In the end, the KPD in Munich — and not only there, but throughout Germany — simply lacked the organizational strength or the mass mobilization to sustain the attempted revolution(s) against its inevitable foes. By May of 1919, its threadbare forces had been overwhelmed by right-wing soldiers and paramilitaries.** Defenders of the city and actual or perceived revolutionaries were shot out of hand by the hundreds.
This obviously staged photo purports to depict a Freikorps execution of a (theatrically unfazed) Bolshevik in Munich in 1919. (Source)
Levine’s treatment was, if equally certain, at least marginally more ceremonial.
Captured in hiding a few days after the incursion, Levine was saved for a show trial† at the start of June.
He met it in impressively good cheer, despite a good idea what was coming.
We Communists are all dead men on leave. Of this I am fully aware. I do not know if you will extend my leave or whether I shall have to join [the late] Karl Liebknecht and Rosa Luxemburg. In any case I await your verdict with composure and inner serenity. For I know that, whatever your verdict, events cannot be stopped … Pronounce your verdict if you deem it proper. I have only striven to foil your attempt to stain my political activity, the name of the Soviet Republic with which I feel myself so closely bound up, and the good name of the workers of Munich. They — and I together with them — we have all of us tried to the best of our knowledge and conscience to do our duty towards the International, the Communist World Revolution.
Left and center parties raised a pan-Germanic outcry to stay the executioner’s hand, but Levine was shot two days after condemnation.‡
Munich transmuted, with this conquest, from an outpost of the revolutionary vanguard into a veritable far-right hothouse: just weeks after Levine’s execution, Adolf Hitler would make his fateful acquaintance with the NSDAP in Munich. Within a few years he and his germinated their own Bavarian revolution. Munich and its beer hall (which the Freikorps had used for summary executions in May 1919) were long hallowed of the Third Reich.§
* The deposed president, Ernst Toller, “hanged himself” in 1939. Auden paid him tribute in moving verse.

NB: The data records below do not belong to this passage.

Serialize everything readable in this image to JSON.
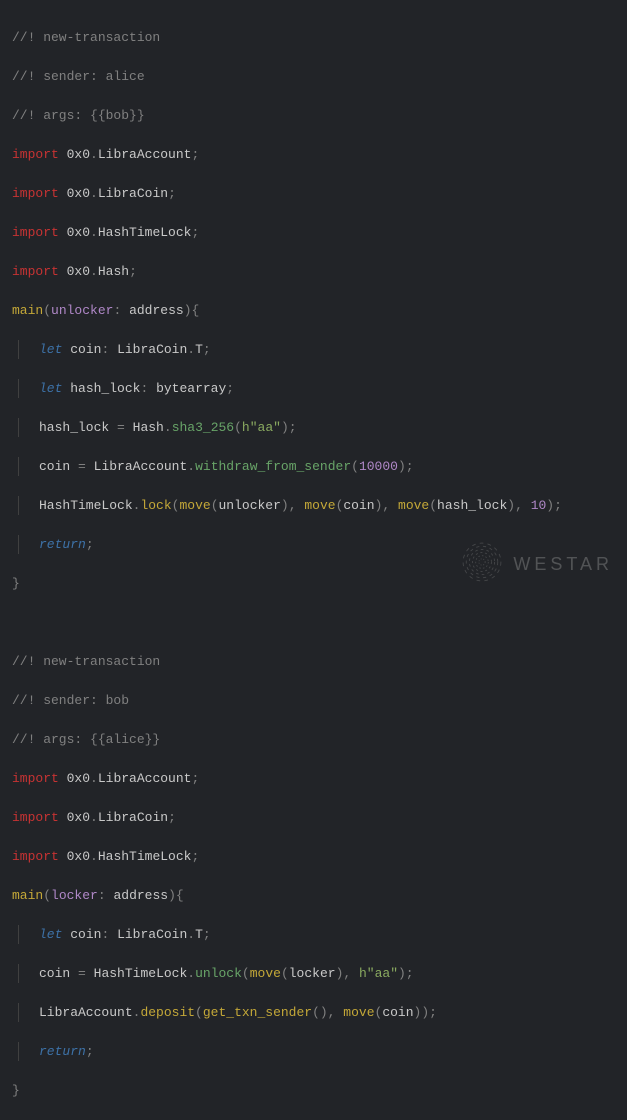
{
  "code": {
    "block1": {
      "c1": "//! new-transaction",
      "c2": "//! sender: alice",
      "c3": "//! args: {{bob}}",
      "imp": "import",
      "mod_prefix": "0x0",
      "m1": "LibraAccount",
      "m2": "LibraCoin",
      "m3": "HashTimeLock",
      "m4": "Hash",
      "main": "main",
      "param_name": "unlocker",
      "param_type": "address",
      "let": "let",
      "v_coin": "coin",
      "t_coin_mod": "LibraCoin",
      "t_coin_t": "T",
      "v_hash": "hash_lock",
      "t_bytearray": "bytearray",
      "hash_mod": "Hash",
      "sha_fn": "sha3_256",
      "hex_str": "h\"aa\"",
      "withdraw_fn": "withdraw_from_sender",
      "withdraw_amt": "10000",
      "lock_fn": "lock",
      "move_fn": "move",
      "lock_timeout": "10",
      "return": "return"
    },
    "block2": {
      "c1": "//! new-transaction",
      "c2": "//! sender: bob",
      "c3": "//! args: {{alice}}",
      "imp": "import",
      "mod_prefix": "0x0",
      "m1": "LibraAccount",
      "m2": "LibraCoin",
      "m3": "HashTimeLock",
      "main": "main",
      "param_name": "locker",
      "param_type": "address",
      "let": "let",
      "v_coin": "coin",
      "t_coin_mod": "LibraCoin",
      "t_coin_t": "T",
      "unlock_fn": "unlock",
      "move_fn": "move",
      "hex_str": "h\"aa\"",
      "deposit_fn": "deposit",
      "get_sender_fn": "get_txn_sender",
      "return": "return"
    }
  },
  "watermark": {
    "text": "WESTAR"
  }
}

Dear Ernst, lie shadowless at last among
The other war-horses who existed till they’d done
Something that was an example to the young.
We are lived by powers we pretend to understand:
They arrange our loves; it is they who direct at the end
The enemy bullet, the sickness, or even our hand.
It is their tomorrow hangs over the earth of the living
And all that we wish for our friends; but existing is believing
We know for whom we mourn and who is grieving.
** The aide-de-camp of the Freikorps Epp that marched into Munich that first week of May was the future SA chief Ernst Röhm. Also participating in this sortie: early Nazi leaders (and eventual Hitler rivals) Gregor and Otto Strasser, and future Wannsee Conference participant Wilhelm Stuckart.
† The young lawyer Max Hirschberg drew first dibs on defending the doomed Levine before his drumhead court, but faint-heartedly passed the assignment off. Hirschberg would remember the moment with shame: “I was too insecure and too cowardly to confront the scornful sneer of the reactionaries,” he wrote.
Maybe Hirschberg’s harsh self-judgment steeled his soul, for soon the “orgy of brutality, bloodthirstiness, and injustice aroused in me a decisive transformation.” He began to aggressively seek out hated revolutionaries to represent in the teeth of the political winds. Hirschberg had a notable mano-a-mano courtroom confrontation with Adolf Hitler in 1930; he had to flee Nazi Germany in 1934, but built a career in New York where he blazed trails with his work on wrongful convictions. There’s a summation of his career in this pdf; or, see the 2005 biography Justice Imperiled.
‡ Primary newspaper coverage (e.g., London Times, June 9, 1919) confirms the date; the “July 5” widely cited in online articles is mistaken.
§ The Nazis erected a memorial to the Freikorps who crushed the Bavarian Soviet; its remains can still be seen today.